The NBA lockout has lasted over 3 months now. No regular season games have been lost yet and it remains possible that the two sides will be able to reach agreement by Monday, the day commissioner David Stern has set to announce cancellation of regular games if no deal has been made.
Our conversation here has correctly placed blame on both sides, but there seems to be a general consensus that the real victims are the arena employees, concession stand vendors, etc: the "little guys" getting caught in the crossfire as the rich men fight for the right to stay about as wealthy as they are today. While it's true that specific jobs won't be needed during a prolonged lockout, it's not true that a local economy suffers overall, according to economists who have studied previous major sports league work stoppages and were cited in this piece by Neil deMause of Slate.com.
The primary reason for this is simple: sports fans will spend their time and money on other activities during the absence of the NBA.
Whenever a push is made to bring a professional sports team to a city, or to build a new sports venue to keep an existing one, the sales pitch often involves claims of economic growth that will be caused by the presence of the team. And it's true that the area around the venue thrives. Look at the new businesses in downtown Phoenix since USAC opened, followed by Chase Field, or the bars and restaurants that sprouted outside University of Phoenix Stadium. It seems obvious, doesn't it?
Well, not really. All that has happened is that commerce there has cannibalized commerce elsewhere. A study by Brad Humphreys and Dennis Coates used per-capita income as a measure of commercial activity and, said Humpreys, "There is no way the NBA lockout will have any significant economic consequences."
The economists looked at per-capita income data from metropolitan areas that were home to striking (or locked out) sports teams. They found that even when ticket sales stopped, average income in a city didn't change. At all. "Work stoppages in baseball and football have never had significant impacts on local economies," they wrote. As icing on the cake, they looked at NBA cities that had lost their teams and found the same thing: bupkis. "The departure of a franchise in any sport, particularly in basketball, has never significantly lowered real per capita personal income in a metropolitan area," Humphreys and Coates wrote.
OK, well that's just one measure used in one study.
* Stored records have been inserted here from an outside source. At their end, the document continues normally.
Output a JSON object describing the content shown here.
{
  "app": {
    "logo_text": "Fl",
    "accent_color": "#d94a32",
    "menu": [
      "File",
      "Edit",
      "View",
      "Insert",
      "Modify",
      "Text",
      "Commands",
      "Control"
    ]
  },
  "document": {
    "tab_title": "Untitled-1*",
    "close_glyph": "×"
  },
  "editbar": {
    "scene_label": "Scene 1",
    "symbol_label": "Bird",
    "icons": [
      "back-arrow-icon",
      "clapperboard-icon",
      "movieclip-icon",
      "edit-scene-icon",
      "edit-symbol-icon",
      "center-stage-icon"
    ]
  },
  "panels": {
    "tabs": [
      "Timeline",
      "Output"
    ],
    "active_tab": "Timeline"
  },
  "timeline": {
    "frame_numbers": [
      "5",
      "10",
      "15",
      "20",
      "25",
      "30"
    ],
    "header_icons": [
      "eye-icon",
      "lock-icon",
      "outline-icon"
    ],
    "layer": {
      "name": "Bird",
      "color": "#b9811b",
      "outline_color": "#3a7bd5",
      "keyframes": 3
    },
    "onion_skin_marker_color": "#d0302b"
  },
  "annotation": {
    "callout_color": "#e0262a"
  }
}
But there's more. Another study was conducted which used sales tax receipts as a measure of commerce, and it found the same thing.
The new study delivered the same results as the earlier one: When leagues shut down, sales tax receipts keep chugging along. In Miami, the disappearance of the Heat during the 1998-99 NBA lockout showed an extremely weak 0.00987 correlation with sales tax figures; the 2004-05 lockout of the Florida Panthers has an even slighter effect, at 0.00739. And almost as often, the direction of the signs ran the opposite way: The 1994-95 NHL lockout had a negative correlation of 0.00353 with sales taxes—if anything, people in Miami appeared to be spending more as a result of the Panthers being on the shelf.
One would think that businesses ceasing operations would be damaging to a local economy, but not if we dive into it a little deeper. Think of your own behavior. If you're not going to a Suns game, or watching them on TV, what are you doing? Probably using that time and money to go out to a movie or to have dinner in a restaurant, spending money on some other activity. NBA players, owners, arena workers and employees of bars around the arena are losing money, but movie theater employees, restaurant workers, etc are gaining. Your money is still going into the economy and employing people, only in different places.
In fact, if you consider how much of the money you spend at sporting events is going to such a small amount of extremely wealthy athletes and owners, one could argue that your money is better spent at small businesses like local restaurants, cafes, book stores or bars since that money is enriching a greater amount of busboys, wait staff, clerks and bartenders. And those lower-wage people are likely to spend that new-found cash more freely than a millionaire, making it more likely that the money continues flowing through the economy.
I don't intend to discount the real losses that will be incurred by arena workers and wait staff/bartenders of restaurants around USAC. But those types of jobs tend to be transitory by nature. Every sports team has an offseason and nights off. An extended lockout will magnify this, but the overall demand for many of those types of jobs won't decline, and the demand for other such jobs will increase in other parts of town.
All I ask is that if you see a poor NBA blogger, down on his luck due to the lockout, on the sidewalk with a "will write for food" sign, help a brother out and drop a quarter in his empty coffee cup.